The Texans and the Ravens are solid, sturdy and well-built, like two utilitarian storage sheds. Their fans certainly love them, and traditionalists get jazzed when the Texans execute a precise zone-stretch run or the Ravens dust off the ”I-Right-32-Iso” running play that Pop Warner coaches introduce in their first practices. But this game is a true undercard. The Ravens have been reliable playoff spackle for years, keeping the A.F.C. properly glued together by dispatching whatever first-round playoff opponents don’t belong before bowing out to the real contenders in later rounds.
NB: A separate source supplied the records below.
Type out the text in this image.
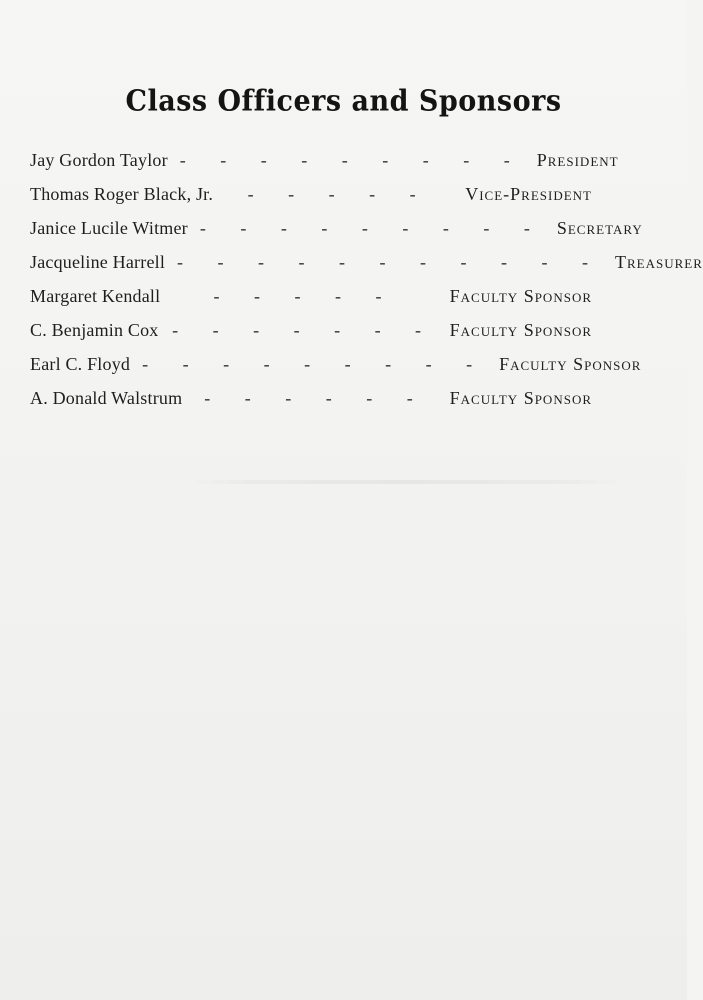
Class Officers and Sponsors
Jay Gordon Taylor - - - - - - - - - President
Thomas Roger Black, Jr.	- - - - -	Vice-President
Janice Lucile Witmer - - - - - - - - - Secretary
Jacqueline Harrell - - - - - - - - - - - Treasurer
Margaret Kendall	- - - - -	Faculty Sponsor
C. Benjamin Cox - - - - - - - Faculty Sponsor
Earl C. Floyd - - - - - - - - - Faculty Sponsor
A. Donald Walstrum	- - - - - -	Faculty Sponsor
The Texans will tell you that they are not ”just happy to be here” until you believe it as much as they do, but they lost, 29-14, to the Ravens when quarterback Matt Schaub was healthy in Week 6, and T.J. Yates is out of his element against the Ravens’ defense, with its old guard of future Hall of Famers and second wave of perennial Pro Bowlers.
When the Ravens have the ball Handoff. Handoff. Handoff. Bomb. Handoff. Bomb. Handoff. Handoff. Replace the handoffs to Ray Rice and Joe Flacco satellite launches with dots and dashes, and the resulting Morse code spells out ”predictable.” To balance their high-low game, the Ravens mix in screen passes to Rice – he led A.F.C. running backs with 76 receptions for 704 yards – and the occasional 15-yard out-route along the sideline to Anquan Boldin. Still, the bombs are what allow the Ravens to score more than 13 points per game. Flacco was just 10 for 34 on passes that traveled over 30 yards in the air this season, but there is a hidden benefit to all of those long-distance flights: the Ravens gained 280 yards on opposing pass interference penalties, by far the highest total in the N.F.L.
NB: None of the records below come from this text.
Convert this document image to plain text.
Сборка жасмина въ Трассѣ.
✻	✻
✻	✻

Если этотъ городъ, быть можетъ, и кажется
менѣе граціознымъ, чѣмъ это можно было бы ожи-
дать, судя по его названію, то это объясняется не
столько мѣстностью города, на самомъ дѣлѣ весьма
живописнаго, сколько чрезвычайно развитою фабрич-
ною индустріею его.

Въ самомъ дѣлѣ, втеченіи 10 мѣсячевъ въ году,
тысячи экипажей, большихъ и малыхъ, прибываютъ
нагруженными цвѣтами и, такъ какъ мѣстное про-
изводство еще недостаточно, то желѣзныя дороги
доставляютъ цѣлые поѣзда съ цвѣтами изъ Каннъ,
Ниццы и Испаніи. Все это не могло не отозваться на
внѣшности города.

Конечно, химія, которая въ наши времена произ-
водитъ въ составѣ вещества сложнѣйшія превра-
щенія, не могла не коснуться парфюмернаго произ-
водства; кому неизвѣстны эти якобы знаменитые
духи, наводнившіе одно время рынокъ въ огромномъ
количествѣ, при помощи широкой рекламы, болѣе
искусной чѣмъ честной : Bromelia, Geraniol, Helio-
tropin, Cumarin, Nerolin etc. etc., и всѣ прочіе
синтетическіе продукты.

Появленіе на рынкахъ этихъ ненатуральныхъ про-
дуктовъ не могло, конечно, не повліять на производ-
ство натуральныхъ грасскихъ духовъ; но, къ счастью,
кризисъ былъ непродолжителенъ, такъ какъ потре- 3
The Texans held the Bengals, another bomb-or-bust team, to just two pass plays of over 20 yards last week, though they were flagged for a 52-yard pass interference penalty. Defensive linemen J.J. Watt and Antonio Smith had outstanding games, but they will face a much tougher offensive line this week.
When the Texans have the ball What happens on the Texans’ line stays on the Texans’ line. Arian Foster ran 24 times for 153 yards against the Bengals, with the backup Ben Tate adding nine carries for 37 yards. In their wake was a strip-logged forest of Bengals defenders who were cut-blocked, sneakily held and otherwise mauled by Eric Winston, Duane Brown and the rest of the Houston line’s rulebook-benders. The Texans played exactly the game they wanted to play against the Bengals, building a two-touchdown lead on an interception return and a long pass to Andre Johnson, then running the ball 13 times in the fourth quarter in an attempt to bury the football until the final gun. Opponents like the Jaguars and the Seahawks proved that turtle tactics can work against the Ravens, but Foster and Tate combined for just 90 yards in their last trip to Baltimore, perhaps because many Ravens defenders are old enough to remember when cut blocking was invented.
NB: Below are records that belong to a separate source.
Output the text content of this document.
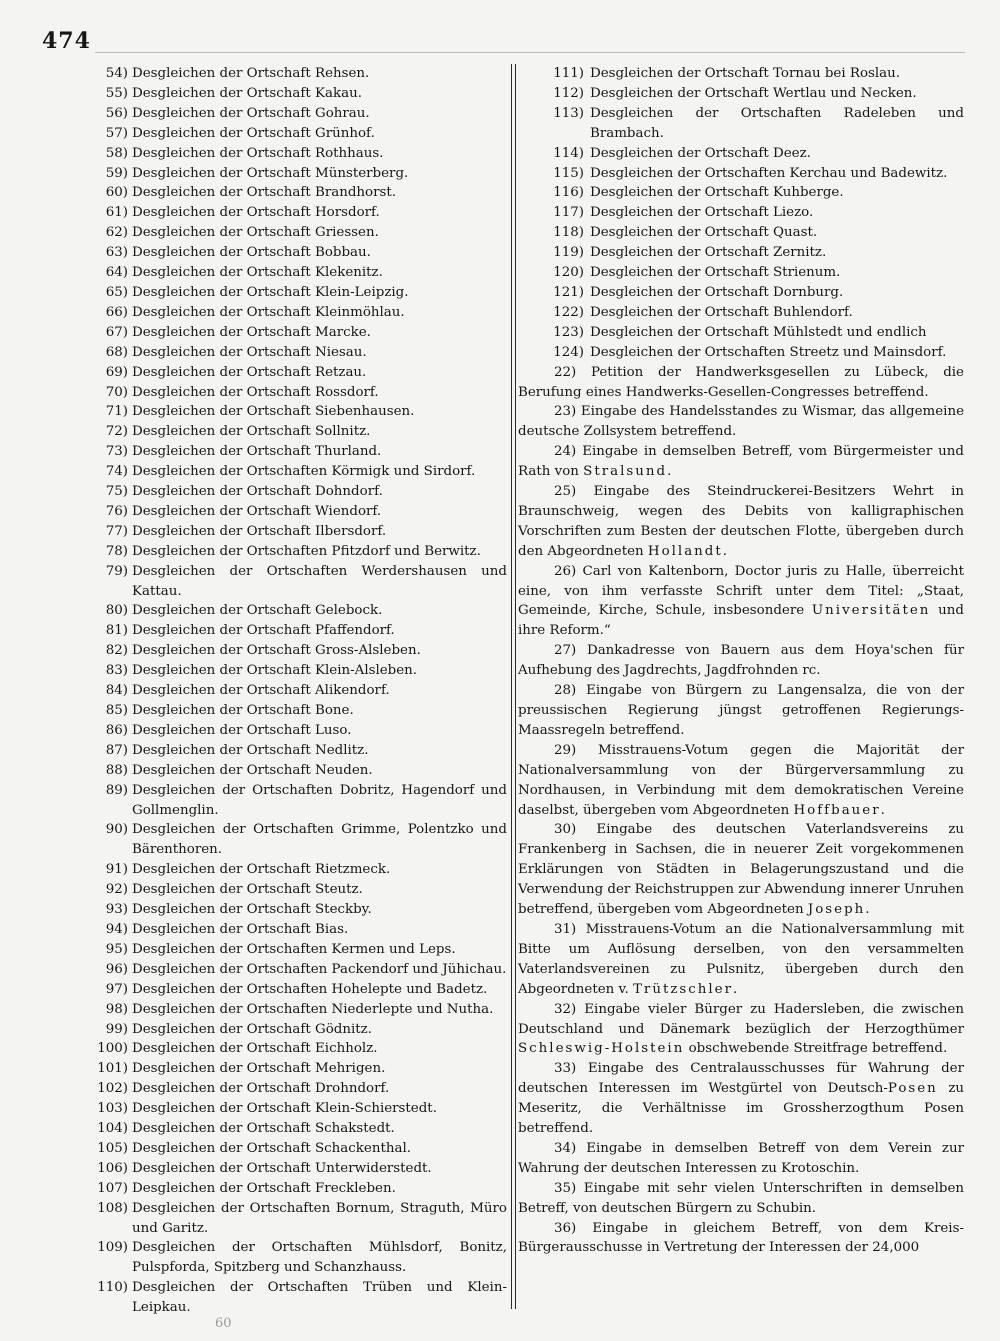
474
54) Desgleichen der Ortschaft Rehsen.
55) Desgleichen der Ortschaft Kakau.
56) Desgleichen der Ortschaft Gohrau.
57) Desgleichen der Ortschaft Grünhof.
58) Desgleichen der Ortschaft Rothhaus.
59) Desgleichen der Ortschaft Münsterberg.
60) Desgleichen der Ortschaft Brandhorst.
61) Desgleichen der Ortschaft Horsdorf.
62) Desgleichen der Ortschaft Griessen.
63) Desgleichen der Ortschaft Bobbau.
64) Desgleichen der Ortschaft Klekenitz.
65) Desgleichen der Ortschaft Klein-Leipzig.
66) Desgleichen der Ortschaft Kleinmöhlau.
67) Desgleichen der Ortschaft Marcke.
68) Desgleichen der Ortschaft Niesau.
69) Desgleichen der Ortschaft Retzau.
70) Desgleichen der Ortschaft Rossdorf.
71) Desgleichen der Ortschaft Siebenhausen.
72) Desgleichen der Ortschaft Sollnitz.
73) Desgleichen der Ortschaft Thurland.
74) Desgleichen der Ortschaften Körmigk und Sirdorf.
75) Desgleichen der Ortschaft Dohndorf.
76) Desgleichen der Ortschaft Wiendorf.
77) Desgleichen der Ortschaft Ilbersdorf.
78) Desgleichen der Ortschaften Pfitzdorf und Berwitz.
79) Desgleichen der Ortschaften Werdershausen und Kattau.
80) Desgleichen der Ortschaft Gelebock.
81) Desgleichen der Ortschaft Pfaffendorf.
82) Desgleichen der Ortschaft Gross-Alsleben.
83) Desgleichen der Ortschaft Klein-Alsleben.
84) Desgleichen der Ortschaft Alikendorf.
85) Desgleichen der Ortschaft Bone.
86) Desgleichen der Ortschaft Luso.
87) Desgleichen der Ortschaft Nedlitz.
88) Desgleichen der Ortschaft Neuden.
89) Desgleichen der Ortschaften Dobritz, Hagendorf und Gollmenglin.
90) Desgleichen der Ortschaften Grimme, Polentzko und Bärenthoren.
91) Desgleichen der Ortschaft Rietzmeck.
92) Desgleichen der Ortschaft Steutz.
93) Desgleichen der Ortschaft Steckby.
94) Desgleichen der Ortschaft Bias.
95) Desgleichen der Ortschaften Kermen und Leps.
96) Desgleichen der Ortschaften Packendorf und Jühichau.
97) Desgleichen der Ortschaften Hohelepte und Badetz.
98) Desgleichen der Ortschaften Niederlepte und Nutha.
99) Desgleichen der Ortschaft Gödnitz.
100) Desgleichen der Ortschaft Eichholz.
101) Desgleichen der Ortschaft Mehrigen.
102) Desgleichen der Ortschaft Drohndorf.
103) Desgleichen der Ortschaft Klein-Schierstedt.
104) Desgleichen der Ortschaft Schakstedt.
105) Desgleichen der Ortschaft Schackenthal.
106) Desgleichen der Ortschaft Unterwiderstedt.
107) Desgleichen der Ortschaft Freckleben.
108) Desgleichen der Ortschaften Bornum, Straguth, Müro und Garitz.
109) Desgleichen der Ortschaften Mühlsdorf, Bonitz, Pulspforda, Spitzberg und Schanzhauss.
110) Desgleichen der Ortschaften Trüben und Klein-Leipkau.
111) Desgleichen der Ortschaft Tornau bei Roslau.
112) Desgleichen der Ortschaft Wertlau und Necken.
113) Desgleichen der Ortschaften Radeleben und Brambach.
114) Desgleichen der Ortschaft Deez.
115) Desgleichen der Ortschaften Kerchau und Badewitz.
116) Desgleichen der Ortschaft Kuhberge.
117) Desgleichen der Ortschaft Liezo.
118) Desgleichen der Ortschaft Quast.
119) Desgleichen der Ortschaft Zernitz.
120) Desgleichen der Ortschaft Strienum.
121) Desgleichen der Ortschaft Dornburg.
122) Desgleichen der Ortschaft Buhlendorf.
123) Desgleichen der Ortschaft Mühlstedt und endlich
124) Desgleichen der Ortschaften Streetz und Mainsdorf.
22) Petition der Handwerksgesellen zu Lübeck, die Berufung eines Handwerks-Gesellen-Congresses betreffend.
23) Eingabe des Handelsstandes zu Wismar, das allgemeine deutsche Zollsystem betreffend.
24) Eingabe in demselben Betreff, vom Bürgermeister und Rath von Stralsund.
25) Eingabe des Steindruckerei-Besitzers Wehrt in Braunschweig, wegen des Debits von kalligraphischen Vorschriften zum Besten der deutschen Flotte, übergeben durch den Abgeordneten Hollandt.
26) Carl von Kaltenborn, Doctor juris zu Halle, überreicht eine, von ihm verfasste Schrift unter dem Titel: „Staat, Gemeinde, Kirche, Schule, insbesondere Universitäten und ihre Reform.“
27) Dankadresse von Bauern aus dem Hoya'schen für Aufhebung des Jagdrechts, Jagdfrohnden rc.
28) Eingabe von Bürgern zu Langensalza, die von der preussischen Regierung jüngst getroffenen Regierungs-Maassregeln betreffend.
29) Misstrauens-Votum gegen die Majorität der Nationalversammlung von der Bürgerversammlung zu Nordhausen, in Verbindung mit dem demokratischen Vereine daselbst, übergeben vom Abgeordneten Hoffbauer.
30) Eingabe des deutschen Vaterlandsvereins zu Frankenberg in Sachsen, die in neuerer Zeit vorgekommenen Erklärungen von Städten in Belagerungszustand und die Verwendung der Reichstruppen zur Abwendung innerer Unruhen betreffend, übergeben vom Abgeordneten Joseph.
31) Misstrauens-Votum an die Nationalversammlung mit Bitte um Auflösung derselben, von den versammelten Vaterlandsvereinen zu Pulsnitz, übergeben durch den Abgeordneten v. Trützschler.
32) Eingabe vieler Bürger zu Hadersleben, die zwischen Deutschland und Dänemark bezüglich der Herzogthümer Schleswig-Holstein obschwebende Streitfrage betreffend.
33) Eingabe des Centralausschusses für Wahrung der deutschen Interessen im Westgürtel von Deutsch-Posen zu Meseritz, die Verhältnisse im Grossherzogthum Posen betreffend.
34) Eingabe in demselben Betreff von dem Verein zur Wahrung der deutschen Interessen zu Krotoschin.
35) Eingabe mit sehr vielen Unterschriften in demselben Betreff, von deutschen Bürgern zu Schubin.
36) Eingabe in gleichem Betreff, von dem Kreis-Bürgerausschusse in Vertretung der Interessen der 24,000
60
Ray Lewis and Ed Reed will be enshrined in Canton if they ever retire, and while Lewis has been about half as good as his reputation for the last five years, Reed still feeds off the poor decisions of quarterbacks like some cherry-picking vampire. Yates must be wary of Reed’s ability to anticipate pass patterns, but the real difference-makers on the Ravens’ defense are tackle Haloti Ngata and the pass rusher Terrell Suggs. Ngata recorded five sacks and helped the Ravens’ defense hold opponents to just 3.5 yards per rush. Suggs’s 14 sacks tell only part of the story of how well he played: he recorded 70 total tackles, and, according to the Web site Football Outsiders, opponents averaged negative 0.2 yards on those stops.